We look back with horror at the history of judicial evidence which invoked the devil, rumors, exorcism, witchcraft, drowning, burning, madness, spirit possession, and the wisdom of the lay blood-thirsty crowd. Alas, our descendants will be no less horrified by the systematic cognitive and social biases that cloud the seemingly most enlightened judicial systems. We operate under the illusion that we know why people commit crimes, how to identify criminals, and what is a fair judgment. We rely heavily on our “innate moral code,” memories, ability to draw conclusions correctly, and intuitions that are actually often wrong for reasons we’d rather not know about, and so are difficult to glean and correct.
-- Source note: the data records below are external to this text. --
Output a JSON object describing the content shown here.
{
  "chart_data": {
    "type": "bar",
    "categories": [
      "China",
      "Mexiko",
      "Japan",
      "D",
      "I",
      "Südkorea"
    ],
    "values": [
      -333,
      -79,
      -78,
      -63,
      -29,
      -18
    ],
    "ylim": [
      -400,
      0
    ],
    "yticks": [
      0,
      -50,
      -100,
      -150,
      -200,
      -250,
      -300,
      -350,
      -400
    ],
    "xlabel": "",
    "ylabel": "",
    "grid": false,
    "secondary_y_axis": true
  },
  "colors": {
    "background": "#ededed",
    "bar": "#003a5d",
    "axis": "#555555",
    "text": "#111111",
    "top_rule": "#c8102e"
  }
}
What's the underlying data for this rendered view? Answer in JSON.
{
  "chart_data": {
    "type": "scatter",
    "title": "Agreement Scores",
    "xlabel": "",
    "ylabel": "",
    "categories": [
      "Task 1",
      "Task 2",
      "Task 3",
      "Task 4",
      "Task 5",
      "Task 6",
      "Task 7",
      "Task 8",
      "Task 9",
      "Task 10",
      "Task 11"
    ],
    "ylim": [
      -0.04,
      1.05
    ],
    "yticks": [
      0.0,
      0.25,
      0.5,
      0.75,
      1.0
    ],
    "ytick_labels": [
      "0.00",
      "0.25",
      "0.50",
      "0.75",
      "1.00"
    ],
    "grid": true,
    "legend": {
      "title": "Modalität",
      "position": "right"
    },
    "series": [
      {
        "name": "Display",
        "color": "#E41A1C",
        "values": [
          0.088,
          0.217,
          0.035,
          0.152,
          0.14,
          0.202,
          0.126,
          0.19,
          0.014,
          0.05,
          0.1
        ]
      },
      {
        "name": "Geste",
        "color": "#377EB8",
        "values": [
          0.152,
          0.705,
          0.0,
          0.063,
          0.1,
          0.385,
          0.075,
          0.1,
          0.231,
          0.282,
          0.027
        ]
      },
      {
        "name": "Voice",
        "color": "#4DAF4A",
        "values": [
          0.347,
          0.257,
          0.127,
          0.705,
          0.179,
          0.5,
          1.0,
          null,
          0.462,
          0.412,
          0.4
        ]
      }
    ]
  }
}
This course offers a comprehensive framework for tracking and understanding cognitive misconceptions and biases involved in legal decision making. The usual suspected biases (such as race, ethnicity, sexual orientation, religion) will be mentioned briefly, but our aim is to shine light on the more insidious, hidden, inevitable misjudgments stemming from of human dispositions, mind tools and operations, general cognitive principles, and the otherwise adaptive mental rules of economy and equilibrium.
Using two textbooks (Savion, “Quick and Dirty Mental Operations” 2017, and Benforado, “Unfair: The New Science of Criminal Injustice” 2015), course grade consists of several team presentations, a midterm, and a final research paper.